On the edge of the madness spectrum, that is where I’ve been sitting, unknowingly. I didn't have a name for this place, but I was good at hiding my presence there. The journey of discovery helped me recognize some features of this place; the faded details, the fantasy of reality, everything seems like a dream and I lose the ability to communicate. This journey also helped me remember what it’s like to exist on the edge of sanity. I remember the details of the first time I had experienced that feeling; seeing bright colors, seeing the details, feeling the weight of my body on the ground, feeling it as if I was getting to know it for the first time. On the other hand, I recognized unprecedented degrees of pain, realizing the ugliness of reality and the surroundings, and the more I became politically conscious, the more I felt alienated. And with reviving and resuscitating the memory of my body, came along relieving heavy events and experiences that had been wiped out from my memory. I felt as if my chest was bleeding and all the muscles in my body, even my face, were in excruciating pain. But this time I was sure the pain would go away, I wouldn't do anything about it, it would last several days, several weeks, and then it would go away. This time I had the luxury of time and place to surrender to pain.

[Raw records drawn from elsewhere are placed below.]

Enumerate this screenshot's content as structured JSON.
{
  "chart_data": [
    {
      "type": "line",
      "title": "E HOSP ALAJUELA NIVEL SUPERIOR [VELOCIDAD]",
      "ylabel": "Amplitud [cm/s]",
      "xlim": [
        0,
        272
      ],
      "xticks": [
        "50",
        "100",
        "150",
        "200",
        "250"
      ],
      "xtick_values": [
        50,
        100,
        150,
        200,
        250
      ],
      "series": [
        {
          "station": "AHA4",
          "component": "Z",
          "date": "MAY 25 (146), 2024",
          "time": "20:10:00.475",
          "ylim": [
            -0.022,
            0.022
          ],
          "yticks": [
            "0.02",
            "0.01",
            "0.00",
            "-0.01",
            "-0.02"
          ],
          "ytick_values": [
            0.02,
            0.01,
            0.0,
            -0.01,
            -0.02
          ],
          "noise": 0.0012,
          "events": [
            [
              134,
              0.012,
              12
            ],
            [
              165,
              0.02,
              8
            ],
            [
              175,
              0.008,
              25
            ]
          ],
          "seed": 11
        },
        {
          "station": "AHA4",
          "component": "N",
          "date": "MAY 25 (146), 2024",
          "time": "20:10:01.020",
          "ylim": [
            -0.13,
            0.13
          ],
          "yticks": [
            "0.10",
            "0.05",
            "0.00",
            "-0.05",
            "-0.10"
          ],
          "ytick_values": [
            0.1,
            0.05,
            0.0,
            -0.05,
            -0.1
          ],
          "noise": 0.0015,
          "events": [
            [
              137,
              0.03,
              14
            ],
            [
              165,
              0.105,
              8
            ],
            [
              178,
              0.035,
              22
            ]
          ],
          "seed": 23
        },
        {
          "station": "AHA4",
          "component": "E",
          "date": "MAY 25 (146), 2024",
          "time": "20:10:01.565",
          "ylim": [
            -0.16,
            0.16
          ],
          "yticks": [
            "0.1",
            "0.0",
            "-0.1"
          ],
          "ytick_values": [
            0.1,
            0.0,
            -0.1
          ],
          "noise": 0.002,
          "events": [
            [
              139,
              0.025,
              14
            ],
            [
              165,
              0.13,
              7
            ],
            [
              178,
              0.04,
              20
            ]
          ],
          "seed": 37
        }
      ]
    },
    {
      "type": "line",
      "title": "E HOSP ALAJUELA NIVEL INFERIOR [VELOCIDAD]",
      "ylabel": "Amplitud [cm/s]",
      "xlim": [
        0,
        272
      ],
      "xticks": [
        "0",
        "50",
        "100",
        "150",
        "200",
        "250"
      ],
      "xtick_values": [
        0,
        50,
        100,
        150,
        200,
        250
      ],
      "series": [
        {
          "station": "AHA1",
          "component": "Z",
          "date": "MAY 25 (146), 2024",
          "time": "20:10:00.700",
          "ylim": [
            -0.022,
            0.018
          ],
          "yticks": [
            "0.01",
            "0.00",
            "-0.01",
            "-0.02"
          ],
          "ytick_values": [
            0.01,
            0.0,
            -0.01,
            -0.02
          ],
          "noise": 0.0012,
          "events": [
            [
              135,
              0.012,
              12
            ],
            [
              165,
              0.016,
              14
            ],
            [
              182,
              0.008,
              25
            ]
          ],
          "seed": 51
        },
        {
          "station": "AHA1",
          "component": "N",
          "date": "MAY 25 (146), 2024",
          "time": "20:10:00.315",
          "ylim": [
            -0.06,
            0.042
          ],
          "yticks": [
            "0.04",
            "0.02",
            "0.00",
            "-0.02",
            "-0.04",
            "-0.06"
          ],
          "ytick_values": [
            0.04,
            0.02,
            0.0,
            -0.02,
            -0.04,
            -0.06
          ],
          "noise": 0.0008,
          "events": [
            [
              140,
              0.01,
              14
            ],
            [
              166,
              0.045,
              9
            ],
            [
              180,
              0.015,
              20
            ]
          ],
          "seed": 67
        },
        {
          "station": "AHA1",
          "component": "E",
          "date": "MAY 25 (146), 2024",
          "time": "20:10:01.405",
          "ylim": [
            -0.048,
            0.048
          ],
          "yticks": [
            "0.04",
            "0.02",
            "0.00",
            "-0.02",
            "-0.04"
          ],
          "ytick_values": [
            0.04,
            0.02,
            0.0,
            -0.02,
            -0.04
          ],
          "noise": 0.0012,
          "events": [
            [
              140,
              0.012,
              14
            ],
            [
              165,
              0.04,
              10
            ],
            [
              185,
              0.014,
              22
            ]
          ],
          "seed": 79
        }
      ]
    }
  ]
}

I was and still am convinced that even a breakdown in our complex realities may become a privilege that not everyone has, nor can everyone afford its physical and/or social cost, and hence, the verge of madness becomes the most familiar and the most "comfortable" place. The constant expectation of loss, of disappointment, the possibility of collapsing and not collapsing, the continuous attempts to survive – not – to live. I go back to the gray space, and slowly, to the edge of madness. My energy and ability to see gradually fade until they disappear. Maybe that's what healing means to me – to own madness.

***

I still fear being seen. I’m afraid of being exploited for my vulnerability, having this fragility being used against me. I feel threatened by stigmatization in spaces where I am constantly present, at work, and fearing the possibility of losing it, in companionship, in intimate spaces... I know it is a matter of time until I own my madness, but perhaps now is not the time. I revisit my writings over the years. They were the only consistent act I performed over time, and I think about how there could be other alternatives that would help me understand, with less suffering, cost, and isolation.

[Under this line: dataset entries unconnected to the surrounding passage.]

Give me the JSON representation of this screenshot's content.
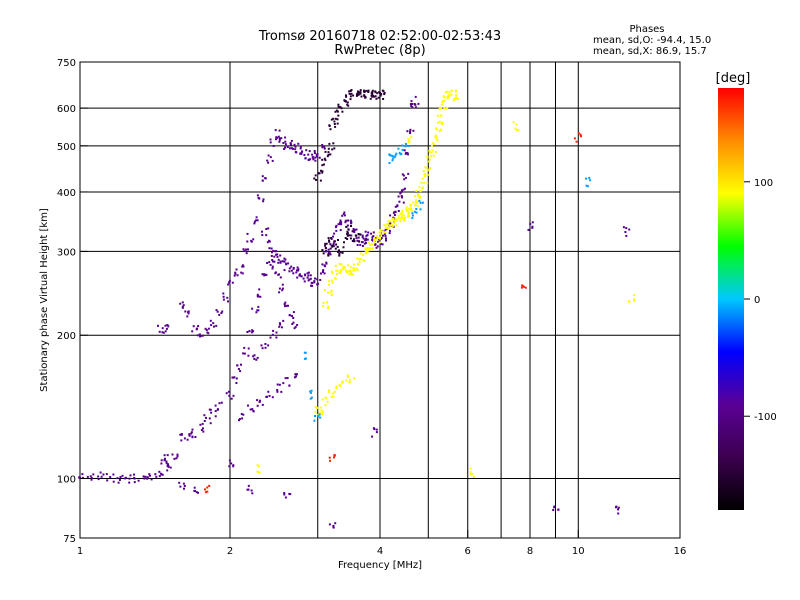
{
  "chart_data": {
    "type": "scatter",
    "title": "Tromsø 20160718 02:52:00-02:53:43",
    "subtitle": "RwPretec (8p)",
    "xlabel": "Frequency [MHz]",
    "ylabel": "Stationary phase Virtual Height [km]",
    "x_scale": "log",
    "y_scale": "log",
    "xlim": [
      1,
      16
    ],
    "ylim": [
      75,
      750
    ],
    "x_ticks": [
      1,
      2,
      4,
      6,
      8,
      10,
      16
    ],
    "x_minor": [
      3,
      5,
      7,
      9
    ],
    "y_ticks": [
      75,
      100,
      200,
      300,
      400,
      500,
      600,
      750
    ],
    "grid": true,
    "phases": {
      "heading": "Phases",
      "o_line": "mean, sd,O: -94.4, 15.0",
      "x_line": "mean, sd,X:  86.9, 15.7"
    },
    "colorbar": {
      "label": "[deg]",
      "range": [
        -180,
        180
      ],
      "ticks": [
        100,
        0,
        -100
      ],
      "colors": [
        "#000000",
        "#3c0050",
        "#5a0096",
        "#0000ff",
        "#00c8ff",
        "#00ff00",
        "#ffff00",
        "#ff8c00",
        "#ff0000"
      ]
    },
    "series": [
      {
        "phase": -94,
        "points": [
          [
            1.0,
            100
          ],
          [
            1.05,
            101
          ],
          [
            1.1,
            101
          ],
          [
            1.15,
            100
          ],
          [
            1.2,
            100
          ],
          [
            1.25,
            100
          ],
          [
            1.3,
            100
          ],
          [
            1.35,
            99
          ],
          [
            1.4,
            100
          ],
          [
            1.45,
            103
          ],
          [
            1.48,
            108
          ],
          [
            1.5,
            110
          ],
          [
            1.52,
            105
          ],
          [
            1.55,
            112
          ],
          [
            1.6,
            122
          ],
          [
            1.65,
            123
          ],
          [
            1.7,
            124
          ],
          [
            1.75,
            128
          ],
          [
            1.8,
            133
          ],
          [
            1.85,
            137
          ],
          [
            1.9,
            142
          ],
          [
            2.0,
            150
          ],
          [
            2.05,
            160
          ],
          [
            2.1,
            170
          ],
          [
            2.15,
            185
          ],
          [
            2.2,
            205
          ],
          [
            2.25,
            225
          ],
          [
            2.3,
            245
          ],
          [
            2.35,
            265
          ],
          [
            2.4,
            280
          ],
          [
            2.45,
            290
          ],
          [
            2.5,
            270
          ],
          [
            2.55,
            250
          ],
          [
            2.6,
            235
          ],
          [
            2.65,
            220
          ],
          [
            2.7,
            210
          ],
          [
            1.45,
            205
          ],
          [
            1.5,
            208
          ],
          [
            1.6,
            230
          ],
          [
            1.65,
            220
          ],
          [
            1.7,
            205
          ],
          [
            1.75,
            200
          ],
          [
            1.8,
            203
          ],
          [
            1.85,
            210
          ],
          [
            1.9,
            225
          ],
          [
            1.95,
            240
          ],
          [
            2.0,
            255
          ],
          [
            2.05,
            270
          ],
          [
            2.1,
            275
          ],
          [
            2.15,
            300
          ],
          [
            2.2,
            320
          ],
          [
            2.25,
            350
          ],
          [
            2.3,
            390
          ],
          [
            2.35,
            430
          ],
          [
            2.4,
            470
          ],
          [
            2.45,
            510
          ],
          [
            2.5,
            530
          ],
          [
            2.55,
            515
          ],
          [
            2.6,
            500
          ],
          [
            2.65,
            505
          ],
          [
            2.7,
            495
          ],
          [
            2.75,
            490
          ],
          [
            2.8,
            485
          ],
          [
            2.85,
            480
          ],
          [
            2.9,
            475
          ],
          [
            2.95,
            470
          ],
          [
            3.0,
            480
          ],
          [
            3.05,
            500
          ],
          [
            2.35,
            330
          ],
          [
            2.4,
            310
          ],
          [
            2.45,
            300
          ],
          [
            2.5,
            290
          ],
          [
            2.55,
            285
          ],
          [
            2.6,
            280
          ],
          [
            2.65,
            275
          ],
          [
            2.7,
            272
          ],
          [
            2.75,
            270
          ],
          [
            2.8,
            268
          ],
          [
            2.85,
            265
          ],
          [
            2.9,
            262
          ],
          [
            2.95,
            258
          ],
          [
            3.0,
            262
          ],
          [
            3.05,
            270
          ],
          [
            3.1,
            282
          ],
          [
            3.15,
            295
          ],
          [
            3.2,
            305
          ],
          [
            3.25,
            320
          ],
          [
            3.3,
            335
          ],
          [
            3.35,
            345
          ],
          [
            3.4,
            355
          ],
          [
            3.45,
            350
          ],
          [
            3.5,
            340
          ],
          [
            3.55,
            330
          ],
          [
            3.6,
            320
          ],
          [
            3.65,
            312
          ],
          [
            3.7,
            315
          ],
          [
            3.75,
            320
          ],
          [
            3.8,
            325
          ],
          [
            3.85,
            322
          ],
          [
            3.9,
            315
          ],
          [
            3.95,
            310
          ],
          [
            4.0,
            315
          ],
          [
            4.05,
            322
          ],
          [
            4.1,
            330
          ],
          [
            4.15,
            335
          ],
          [
            4.2,
            340
          ],
          [
            4.25,
            350
          ],
          [
            4.3,
            360
          ],
          [
            4.35,
            370
          ],
          [
            4.4,
            385
          ],
          [
            4.45,
            400
          ],
          [
            4.5,
            430
          ],
          [
            4.55,
            480
          ],
          [
            4.6,
            540
          ],
          [
            4.65,
            600
          ],
          [
            4.7,
            625
          ],
          [
            2.1,
            135
          ],
          [
            2.2,
            140
          ],
          [
            2.3,
            145
          ],
          [
            2.4,
            150
          ],
          [
            2.5,
            155
          ],
          [
            2.6,
            160
          ],
          [
            2.7,
            165
          ],
          [
            2.25,
            180
          ],
          [
            2.35,
            190
          ],
          [
            2.45,
            200
          ],
          [
            2.55,
            210
          ],
          [
            1.7,
            95
          ],
          [
            1.6,
            96
          ],
          [
            2.2,
            95
          ],
          [
            2.6,
            92
          ],
          [
            3.2,
            80
          ],
          [
            3.9,
            125
          ],
          [
            2.0,
            108
          ],
          [
            8.0,
            340
          ],
          [
            9.0,
            87
          ],
          [
            12.0,
            86
          ],
          [
            12.5,
            330
          ]
        ]
      },
      {
        "phase": -150,
        "points": [
          [
            3.2,
            545
          ],
          [
            3.25,
            560
          ],
          [
            3.3,
            580
          ],
          [
            3.35,
            600
          ],
          [
            3.4,
            615
          ],
          [
            3.45,
            630
          ],
          [
            3.5,
            640
          ],
          [
            3.55,
            645
          ],
          [
            3.6,
            645
          ],
          [
            3.65,
            640
          ],
          [
            3.7,
            640
          ],
          [
            3.75,
            640
          ],
          [
            3.8,
            638
          ],
          [
            3.85,
            640
          ],
          [
            3.9,
            638
          ],
          [
            3.95,
            640
          ],
          [
            4.0,
            640
          ],
          [
            4.05,
            640
          ],
          [
            3.0,
            430
          ],
          [
            3.05,
            440
          ],
          [
            3.1,
            460
          ],
          [
            3.15,
            480
          ],
          [
            3.2,
            500
          ],
          [
            3.1,
            300
          ],
          [
            3.15,
            310
          ],
          [
            3.2,
            315
          ],
          [
            3.25,
            312
          ],
          [
            3.3,
            305
          ],
          [
            3.35,
            300
          ],
          [
            3.4,
            320
          ],
          [
            3.45,
            332
          ],
          [
            3.5,
            325
          ],
          [
            3.55,
            318
          ],
          [
            3.6,
            320
          ]
        ]
      },
      {
        "phase": 90,
        "points": [
          [
            3.1,
            230
          ],
          [
            3.15,
            245
          ],
          [
            3.2,
            260
          ],
          [
            3.25,
            268
          ],
          [
            3.3,
            275
          ],
          [
            3.35,
            278
          ],
          [
            3.4,
            275
          ],
          [
            3.45,
            272
          ],
          [
            3.5,
            270
          ],
          [
            3.55,
            272
          ],
          [
            3.6,
            278
          ],
          [
            3.65,
            285
          ],
          [
            3.7,
            292
          ],
          [
            3.75,
            300
          ],
          [
            3.8,
            305
          ],
          [
            3.85,
            310
          ],
          [
            3.9,
            315
          ],
          [
            3.95,
            320
          ],
          [
            4.0,
            325
          ],
          [
            4.05,
            330
          ],
          [
            4.1,
            335
          ],
          [
            4.15,
            340
          ],
          [
            4.2,
            342
          ],
          [
            4.25,
            345
          ],
          [
            4.3,
            348
          ],
          [
            4.35,
            350
          ],
          [
            4.4,
            352
          ],
          [
            4.45,
            355
          ],
          [
            4.5,
            358
          ],
          [
            4.55,
            362
          ],
          [
            4.6,
            368
          ],
          [
            4.65,
            372
          ],
          [
            4.7,
            378
          ],
          [
            4.75,
            385
          ],
          [
            4.8,
            395
          ],
          [
            4.85,
            410
          ],
          [
            4.9,
            425
          ],
          [
            4.95,
            440
          ],
          [
            5.0,
            455
          ],
          [
            5.05,
            470
          ],
          [
            5.1,
            490
          ],
          [
            5.15,
            510
          ],
          [
            5.2,
            530
          ],
          [
            5.25,
            550
          ],
          [
            5.3,
            570
          ],
          [
            5.35,
            590
          ],
          [
            5.4,
            610
          ],
          [
            5.45,
            630
          ],
          [
            5.5,
            640
          ],
          [
            5.55,
            645
          ],
          [
            5.6,
            640
          ],
          [
            5.65,
            620
          ],
          [
            3.0,
            140
          ],
          [
            3.05,
            138
          ],
          [
            3.1,
            145
          ],
          [
            3.2,
            150
          ],
          [
            3.3,
            155
          ],
          [
            3.4,
            160
          ],
          [
            3.5,
            162
          ],
          [
            2.3,
            105
          ],
          [
            4.6,
            520
          ],
          [
            7.5,
            550
          ],
          [
            12.8,
            240
          ],
          [
            6.1,
            103
          ]
        ]
      },
      {
        "phase": -10,
        "points": [
          [
            2.8,
            180
          ],
          [
            2.9,
            150
          ],
          [
            3.0,
            135
          ],
          [
            4.2,
            470
          ],
          [
            4.3,
            480
          ],
          [
            4.4,
            490
          ],
          [
            4.5,
            500
          ],
          [
            4.7,
            360
          ],
          [
            4.8,
            375
          ],
          [
            10.5,
            420
          ]
        ]
      },
      {
        "phase": 170,
        "points": [
          [
            1.8,
            95
          ],
          [
            3.2,
            110
          ],
          [
            7.8,
            250
          ],
          [
            10.0,
            520
          ]
        ]
      }
    ]
  }
}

I acknowledge the importance of psychiatry as a field, and the help it provides to some extent. But its shortcomings and consequences as an institution, in theory and practice, separate the personal and political, disregard cultural, social, and gender diversity, and deny the persistent power dynamics between the therapist and the patient. These cannot be overlooked. This is what feminist criticism highlights and offers an alternative concept for. The feminist alternative calls for recognizing and understanding the power dynamics in the therapist-patient relationship, adopting an intersectional lens in methods that give space and highlight the importance10 of lived political and social realities, and rejecting discrimination based on physical and mental abilities, in theory, language, and practice.